Dizilerde iki aşkın arasında sıkışıp kalan kadın, erkeklerin peşinden dolaştığı ve “ vay be kıza bak iki erkeği ne hale soktu.” dedirtirken o diziyi seyreden kadın izleyiciye. Yıllardır devam eden bu kadınların kendi aralarındaki çekişmelere öyle bir dizinin tanıtımı merhaba dedi ki tam anlamıyla yer yerinden oynadı yurdumda. Yurdum insanı daha tanıtımları dönmeye başladığı andan itibaren RTÜK denilen tamda ne işe yaradığını işlevini çözemediğimiz başındakileri tanımadığımız kuruma şikayetlerinde geç kalmadılar. Şikayet sebebi en basit tabiriyle dizi Osmanlı’yı karalıyordu ki insanlar sokağa döküldü, yayını yapan kanalın önünde protestolar gerçekleştirildi ve RTÜK uyarı verdi vermesine de başka işleri mi yok bir dizi için bu kadar olay çıkar ülkemde ki nice ensest ilişkinin yaşandığı diziler reyting rekorları kırarken de dedirtti bendenize. Bu protestoları savunanların açıklaması ise gayet mantıklıydı kendilerine göre ki onlar atalarımıza yapılan bir haksızlık diye yorumluyordu. Osmanlı’yı karalama kampanyasıydı. Kimileri tarihle yüzleşmekten gerçekleri kabullenmekten bahsediyordu kimileri ise batının yazdığı uydurma tarihin bize kabullendirilmeye çalışıldığından bahsediyordu. Sadece bir dizi izleyicisi için alt tarafı diziydi ancak öylede bir gerçek vardı ki eğitimsiz insanım yine kulaktan dolma bilgilerin kölesi olacaktı. Bir başka gerçek ise seyredecek, kapılacak, inanacak, o sahneleri yaşayacak kendi başına gelmiş gibi, dost meclislerinde iki kelimenin dibini kıracak, dedikodularla bulanacak beyni, kadınımın tek eğlencesi olarak akşam saatlerinde ve final bölümünde her şey dizi boyunca duracak dizi bittikten sonra da unutulacaktı.
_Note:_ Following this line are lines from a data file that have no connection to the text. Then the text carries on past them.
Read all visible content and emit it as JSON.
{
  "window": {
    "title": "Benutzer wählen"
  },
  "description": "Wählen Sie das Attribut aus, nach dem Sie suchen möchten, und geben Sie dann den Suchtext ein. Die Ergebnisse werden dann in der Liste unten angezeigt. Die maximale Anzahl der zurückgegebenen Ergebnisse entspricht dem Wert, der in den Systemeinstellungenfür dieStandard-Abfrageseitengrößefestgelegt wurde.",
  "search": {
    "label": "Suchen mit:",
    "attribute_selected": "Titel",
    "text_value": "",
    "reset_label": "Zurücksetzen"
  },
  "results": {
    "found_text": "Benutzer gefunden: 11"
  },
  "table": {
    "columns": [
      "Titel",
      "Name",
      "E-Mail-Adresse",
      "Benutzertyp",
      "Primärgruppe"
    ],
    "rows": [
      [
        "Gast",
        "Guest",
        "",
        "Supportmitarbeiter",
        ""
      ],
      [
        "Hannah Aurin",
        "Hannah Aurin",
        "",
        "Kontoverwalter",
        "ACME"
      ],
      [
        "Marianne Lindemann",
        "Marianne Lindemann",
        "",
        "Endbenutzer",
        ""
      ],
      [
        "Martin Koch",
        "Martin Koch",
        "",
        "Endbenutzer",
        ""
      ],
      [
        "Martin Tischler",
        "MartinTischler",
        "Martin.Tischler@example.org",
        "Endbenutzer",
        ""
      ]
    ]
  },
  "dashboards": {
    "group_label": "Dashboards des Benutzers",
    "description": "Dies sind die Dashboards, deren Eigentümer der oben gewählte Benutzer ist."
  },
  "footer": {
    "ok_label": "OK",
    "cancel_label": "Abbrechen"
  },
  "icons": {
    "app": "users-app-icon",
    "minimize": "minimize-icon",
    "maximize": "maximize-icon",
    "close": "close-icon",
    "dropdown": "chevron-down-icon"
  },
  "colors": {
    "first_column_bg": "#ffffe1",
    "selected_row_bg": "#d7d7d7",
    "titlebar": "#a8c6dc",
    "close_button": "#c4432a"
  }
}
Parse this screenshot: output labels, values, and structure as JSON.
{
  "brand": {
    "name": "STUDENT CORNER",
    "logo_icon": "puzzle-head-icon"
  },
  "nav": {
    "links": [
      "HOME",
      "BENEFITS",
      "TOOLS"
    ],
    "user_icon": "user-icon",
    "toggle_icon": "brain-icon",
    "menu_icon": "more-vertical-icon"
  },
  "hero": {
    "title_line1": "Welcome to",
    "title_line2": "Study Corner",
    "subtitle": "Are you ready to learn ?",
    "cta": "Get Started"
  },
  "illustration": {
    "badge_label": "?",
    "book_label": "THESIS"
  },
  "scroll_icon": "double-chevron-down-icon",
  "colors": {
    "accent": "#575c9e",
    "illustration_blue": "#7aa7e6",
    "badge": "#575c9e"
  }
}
İyi tarafından bakmak için olan biten her şeye uğraştım ve iyi niyetimin savunucusu oldum. Şöyle ki “Hiç tarihi bilmeyen yurdum kadını bırakın Bihter-Behlül-Adnan aşk üçgeninden sıyrılsın artık; bırakın Ali Rıza Bey’in ailesinin başına gelenlere ağlamasın; daha birçok kendinden bişeyler bulduğu dizilere kafa yormasında bırakın tarih sahnesindeki Kanuni Sultan Süleyman’ı, Hürrem Sultan’ı, Osmanlı’daki Haremi öğrensin. Ancak ülkemde bu kadar saf düşünceler ana sayfada manşet olamayacak kadar çağ dışı kalıyor ki, Osmanlı’yı karaladılar, Hürrem’e ne de çok acı çektirdiler “ Vay kızın başına gelenlere diye hayıflanmaya başladılar. Dileğim belki bu vesileyle tarihi araştırmak isterler, tartışma programlarını izlerlerde birkaç bilgi kırıntısı kalırdı akıllarında. En nihayetinde bu da benim bir düşüm olarak kaldı kalmasına da ben tozlu tarih sayfalarını aralarken Anne Boleyn’in yaşadığı dönemde entrikalara karıştığını kral VIII.Henry’in Boleynle evlenebilmek için ilk karısından boşanması gerektiğini ve bu yüzden boşanmasına izin vermeyen Katolik Kilisesine karşı Kral Anglikan Kilisesini kurduğu böylece Anne Boleynle evlendiğini. Anne Boleyn’in ise kardeşinin hoşlandığı kralı kardeşinin elinden aldığını..Bir başka rivayete göre de abisiyle yaşadığı ensest ilişki sonucu idam edildiğini okudum.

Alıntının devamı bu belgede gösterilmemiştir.